Romanos en el taller

  • Carrasquilla restaura las figuras del misterio de la Amargura, obras del orfebre Cayetano González

Forman uno de los misterios más equilibrados y conseguidos de la Semana Santa. Presencian el momento en el que Jesús -vestido de blanco, el color de los locos- guarda silencio ante el Desprecio de Herodes. Los romanos de la Amargura, obra del orfebre Cayetano González, se encuentran en el taller de Enrique Gutiérrez Carrasquilla, donde están siendo sometidos a labores de conservación para resanar diversos roces y pérdidas de policromía provocados por los cascos y corazas con los que salen a la calle cada Domingo de Ramos.

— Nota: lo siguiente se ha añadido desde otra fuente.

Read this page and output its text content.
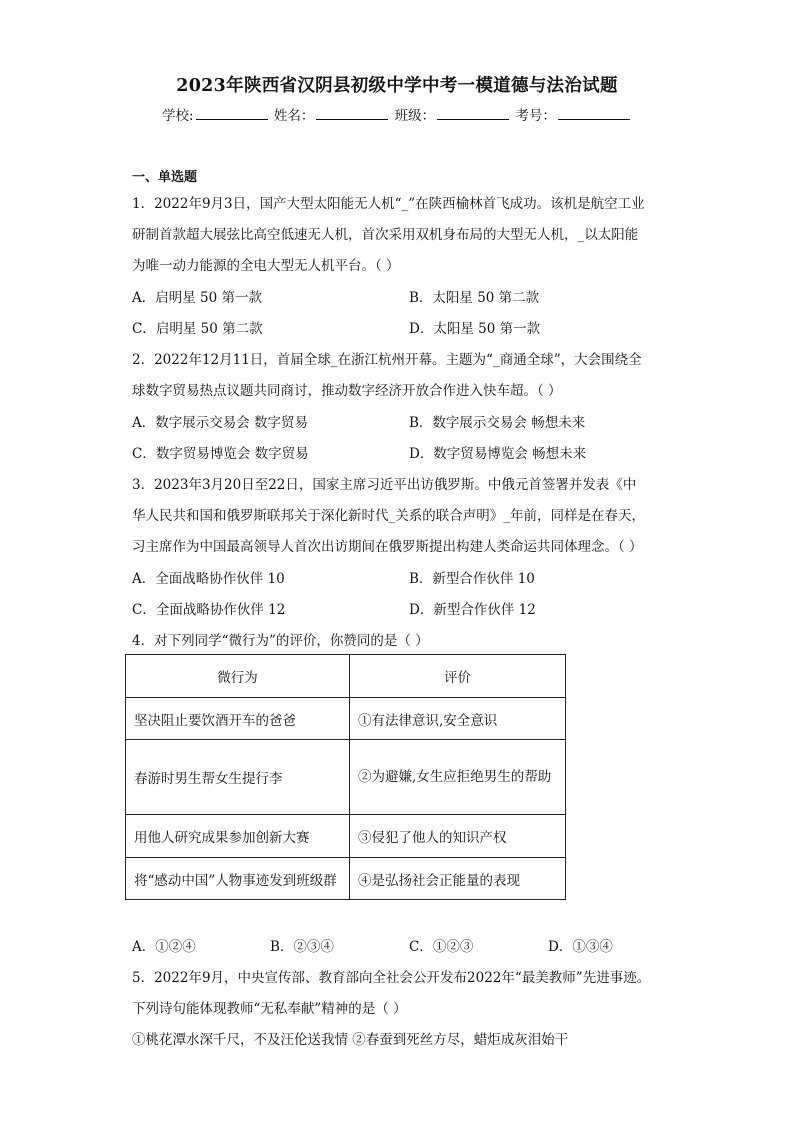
2023年陕西省汉阴县初级中学中考一模道德与法治试题
学校:	姓名：	班级：	考号：
一、单选题
1．2022年9月3日，国产大型太阳能无人机“_”在陕西榆林首飞成功。该机是航空工业
研制首款超大展弦比高空低速无人机，首次采用双机身布局的大型无人机，_以太阳能
为唯一动力能源的全电大型无人机平台。（ ）
A．启明星 50 第一款	B．太阳星 50 第二款
C．启明星 50 第二款	D．太阳星 50 第一款
2．2022年12月11日，首届全球_在浙江杭州开幕。主题为“_商通全球”，大会围绕全
球数字贸易热点议题共同商讨，推动数字经济开放合作进入快车超。（ ）
A．数字展示交易会 数字贸易	B．数字展示交易会 畅想未来
C．数字贸易博览会 数字贸易	D．数字贸易博览会 畅想未来
3．2023年3月20日至22日，国家主席习近平出访俄罗斯。中俄元首签署并发表《中
华人民共和国和俄罗斯联邦关于深化新时代_关系的联合声明》_年前，同样是在春天，
习主席作为中国最高领导人首次出访期间在俄罗斯提出构建人类命运共同体理念。（ ）
A．全面战略协作伙伴 10	B．新型合作伙伴 10
C．全面战略协作伙伴 12	D．新型合作伙伴 12
4．对下列同学“微行为”的评价，你赞同的是（ ）
微行为	评价
坚决阻止要饮酒开车的爸爸	①有法律意识,安全意识
春游时男生帮女生提行李	②为避嫌,女生应拒绝男生的帮助
用他人研究成果参加创新大赛	③侵犯了他人的知识产权
将“感动中国”人物事迹发到班级群	④是弘扬社会正能量的表现
A．①②④	B．②③④	C．①②③	D．①③④
5．2022年9月，中央宣传部、教育部向全社会公开发布2022年“最美教师”先进事迹。
下列诗句能体现教师“无私奉献”精神的是（ ）
①桃花潭水深千尺，不及汪伦送我情 ②春蚕到死丝方尽，蜡炬成灰泪始干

Pasada la Semana Santa, los romanos fueron bajados del paso y se trasladaron al cercano taller de Carrasquilla, hermano de la corporación y miembro de la junta de gobierno. La hermandad aclara que las figuras se encuentran en buen estado y que los trabajos obedecen a las labores de conservación que se vienen practicando. Con tal fin, se corregirán los desperfectos ocasionados cuando son revestidas con las corazas y cascos. Dicho ropaje produce abrasiones y pérdidas de policromía.

Además de esta reparación, Carrasquilla aprovechará la intervención para colocar nuevos sistemas de sujeción en los cascos. La intención es reducir al mínimo el roce del metal con las capas superficiales de la policromía. También se revisarán los sistemas de sujeción al paso.

La última vez que los romanos fueron intervenidos fue en 2000, cuando también los restauró Carrasquilla, aunque en aquella ocasión se trató de una operación más compleja, ya que las figuras llevaban sin tocarse desde 1966, cuando Francisco Buiza las restauró. Estos romanos llaman la atención por dos motivos. Uno, por la expresividad de su rostro, con gestos que, pese a la altura del paso, no pasan desapercibidos por el público. El otro factor se refiere a su autoría, pues no son obras de un autor que hubiera destacado hasta entonces en el campo de la imaginería, sino del orfebre Cayetano González, quien las diseñó en 1937. Con ellas se recomponía un misterio que se vio mermado en los inicios de la Guerra Civil, cuando las anteriores figuras, de Benito Hita del Castillo, fueron quemadas por el frente popular.

Los tres romanos de Cayetano González componen uno de los mejores misterios de la Semana Santa sevillana, completados con la figura del Herodes (una de las imágenes secundarias más populares) y dos sayones, obras también de Cayetano, al que se debe la mayor parte de la valiosa orfebrería de la Dolorosa de San Juan de la Palma. Los tres romanos volverán al paso en las vísperas del Domingo de Ramos de 2017.

Por otro lado, durante junio la Hermandad de la Amargura acometerá la instalación de una puerta de seguridad para el camarín del Señor, que quedará protegido como ya se encuentra la Dolorosa en su camarín del altar mayor.

Otra de las obras de mejora que acomete esta corporación concierne a la iluminación de San Juan de la Palma. Recientemente se ha completado la renovación de la instalación eléctrica en las zonas de la casa de hermandad y en la capilla de los Esquivel, con lo que se da continuidad a una tarea que comenzó el verano del año pasado.